Non.
Aorlhac faisait partie des groupes que j’avais personnellement placés dans la catégorie « groupe extrêmement sympathique mais ne donnant pas signe d’activité depuis un moment ». Verdict : « ne pas attendre de nouvel album ».
Et pourtant, voilà que 2018 sonne le retour des Auvergnats pour un troisième album, huit ans après le dernier en date ! Autant dire qu’on reste dans la thématique, puisqu’après A la Croisée des Vents et La Cité des Vents, le troisième album semble reprendre les mêmes codes, bien ancrés chez Aorlhac. Musicalement, la même tendance apparaît : on reconnaît le groupe au premier titre écouté. Pas de doute, la même ferveur semble continuer d’animer les musiciens, le line-up étant resté figé depuis 2010. Les mêmes racines sont reprises là où elles avaient été laissées : le folklore occitan revient sur le devant de la scène, agrémenté çà et là de véritables instants de l’histoire, entre légende et réalité.
Bien que le groupe reste égal à lui-même, on remarque immédiatement comme une volonté de revenir en s’affirmant plus que jamais. Avant même d’écouter les 10 titres de L’Esprit des Vents, on imagine un Aorlhac plus mature que jamais. Alors que la pochette de La Cité des Vents avait cet aspect gravure sanglante de la fin du Moyen Âge, un style poncé par de nombreux groupes depuis, le groupe rompt totalement avec ses artworks précédents avec cette éclipse bleutée de Stan W. Decker. J’ai même l’impression que cela s’inscrit dans une tendance plus générale des groupes français actuels, influencés par la période médiévale, de vouloir rompre avec une précédente génération et lancer un nouveau temps pour cette scène toujours florissante.

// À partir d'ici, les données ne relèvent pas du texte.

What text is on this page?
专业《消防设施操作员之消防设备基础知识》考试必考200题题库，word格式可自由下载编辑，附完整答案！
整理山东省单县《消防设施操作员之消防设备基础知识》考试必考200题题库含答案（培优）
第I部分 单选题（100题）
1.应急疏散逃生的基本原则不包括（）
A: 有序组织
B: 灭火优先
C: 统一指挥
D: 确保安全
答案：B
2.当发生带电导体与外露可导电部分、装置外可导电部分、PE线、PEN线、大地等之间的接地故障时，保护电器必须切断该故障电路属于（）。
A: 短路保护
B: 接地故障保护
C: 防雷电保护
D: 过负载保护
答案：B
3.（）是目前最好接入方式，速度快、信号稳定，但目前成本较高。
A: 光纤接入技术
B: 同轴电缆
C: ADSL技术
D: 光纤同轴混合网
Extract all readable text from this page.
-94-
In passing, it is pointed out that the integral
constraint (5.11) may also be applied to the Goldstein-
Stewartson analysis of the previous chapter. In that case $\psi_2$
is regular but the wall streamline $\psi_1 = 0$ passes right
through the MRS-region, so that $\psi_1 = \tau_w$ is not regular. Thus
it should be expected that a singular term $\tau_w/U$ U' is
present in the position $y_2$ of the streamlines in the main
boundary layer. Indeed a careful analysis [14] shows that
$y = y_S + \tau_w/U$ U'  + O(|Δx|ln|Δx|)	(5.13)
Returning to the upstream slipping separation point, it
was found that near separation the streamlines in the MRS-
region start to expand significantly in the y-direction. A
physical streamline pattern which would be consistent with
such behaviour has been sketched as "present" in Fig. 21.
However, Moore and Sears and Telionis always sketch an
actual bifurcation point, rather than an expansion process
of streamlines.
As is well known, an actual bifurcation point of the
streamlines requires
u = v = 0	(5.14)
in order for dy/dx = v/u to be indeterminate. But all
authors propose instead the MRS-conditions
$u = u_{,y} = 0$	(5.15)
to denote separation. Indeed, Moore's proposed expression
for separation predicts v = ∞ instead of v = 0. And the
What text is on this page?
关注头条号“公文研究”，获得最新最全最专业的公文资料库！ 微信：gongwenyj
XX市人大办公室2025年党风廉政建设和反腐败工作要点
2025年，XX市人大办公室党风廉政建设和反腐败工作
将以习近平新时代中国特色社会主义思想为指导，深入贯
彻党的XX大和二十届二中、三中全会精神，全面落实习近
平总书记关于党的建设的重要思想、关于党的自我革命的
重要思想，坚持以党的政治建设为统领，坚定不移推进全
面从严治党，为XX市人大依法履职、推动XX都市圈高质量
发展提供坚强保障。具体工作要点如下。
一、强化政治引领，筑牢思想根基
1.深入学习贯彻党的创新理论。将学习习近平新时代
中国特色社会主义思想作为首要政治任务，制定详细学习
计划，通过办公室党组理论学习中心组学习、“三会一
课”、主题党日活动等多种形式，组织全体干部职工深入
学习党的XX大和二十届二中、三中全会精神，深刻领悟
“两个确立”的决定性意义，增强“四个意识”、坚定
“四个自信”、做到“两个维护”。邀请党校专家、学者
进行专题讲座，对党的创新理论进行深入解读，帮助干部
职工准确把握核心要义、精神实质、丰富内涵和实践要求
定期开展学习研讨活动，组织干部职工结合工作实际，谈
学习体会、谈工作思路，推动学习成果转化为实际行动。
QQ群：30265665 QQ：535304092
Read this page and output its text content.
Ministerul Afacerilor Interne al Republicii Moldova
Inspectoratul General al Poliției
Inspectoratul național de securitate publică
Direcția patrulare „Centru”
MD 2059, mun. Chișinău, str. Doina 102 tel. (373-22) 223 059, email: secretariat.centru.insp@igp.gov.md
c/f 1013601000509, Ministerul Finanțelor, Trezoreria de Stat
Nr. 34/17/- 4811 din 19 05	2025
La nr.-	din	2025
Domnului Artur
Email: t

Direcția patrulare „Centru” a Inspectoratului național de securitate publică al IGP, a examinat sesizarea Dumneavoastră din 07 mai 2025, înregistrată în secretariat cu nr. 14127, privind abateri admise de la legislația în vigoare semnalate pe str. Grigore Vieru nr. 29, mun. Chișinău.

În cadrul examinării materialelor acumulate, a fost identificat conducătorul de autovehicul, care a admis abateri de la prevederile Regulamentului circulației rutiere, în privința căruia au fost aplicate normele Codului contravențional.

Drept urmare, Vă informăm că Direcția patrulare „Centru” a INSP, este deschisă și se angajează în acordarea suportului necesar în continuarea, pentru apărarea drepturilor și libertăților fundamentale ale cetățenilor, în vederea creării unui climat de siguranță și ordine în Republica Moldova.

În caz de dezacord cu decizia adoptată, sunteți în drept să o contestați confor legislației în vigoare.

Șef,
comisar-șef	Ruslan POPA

L’Esprit des Vents véhicule définitivement cette idée de triomphal retour : homogène, bel objet, varié, abouti, et à la qualité de composition et de production indéniables. Tant dans le tempo, que les mélodies et les accroches, tout s’alterne sans cesse, tout semble avoir pris le temps d’être posé, minutieusement composé et pensé avant d’être gardé. On oublie le côté parfois un peu brouillon des premiers albums, qui donnait l’impression d’assister à des idées merveilleuses mais parfois un peu bancales et mises bout à bout sans trop de conviction.
Cette nouvelle maturité, c’est aussi le chant de Spellbound qui en est le porte-parole. On retrouve ces hurlements, plus ou moins chantés ou criards selon l’intention, encore plus maîtrisés et propres qu’auparavant. Je retrouve aussi ce petit détail qui m’a toujours plu chez Aorlhac : ces rires hurlés qui ont un charme incroyable et ne manquent d’aucune sincérité. Certaines intonations ont tendance à me rappeler le parler de Hreidmarr (notamment la partie finale de « La Révolte des Tuchins »), bien qu’on n’y voie aucune imitation directe.
Ces titres ont tous leur particularité, de la fureur de « Mandrin, l’enfant perdu » au mélodieux et épique « Infâme Saurimonde ». Chacun réussit à mettre en scène, à travers son rythme ou ses émotions, des images et finalement, une histoire racontée à chaque fois. Nous y sommes, à la mort de Louis Mandrin, face aux querelles saoules d’Antoine-Victor Mornac, au cœur de la défense de la légendaire Aldérica, ou aux côtés des Tuchins pendant la Guerre de Cent Ans. Tous ces morceaux sont ancrés dans une histoire et un folklore, qui retranscrit un vécu ou une scène de manière romancée mais renseignée. On retourne même près de Sant Flor, retrouver les vents qu’on avait laissés en 2010. Autant dire que tout cela renforce l’idée d’un album pointilleux, sur tous les plans.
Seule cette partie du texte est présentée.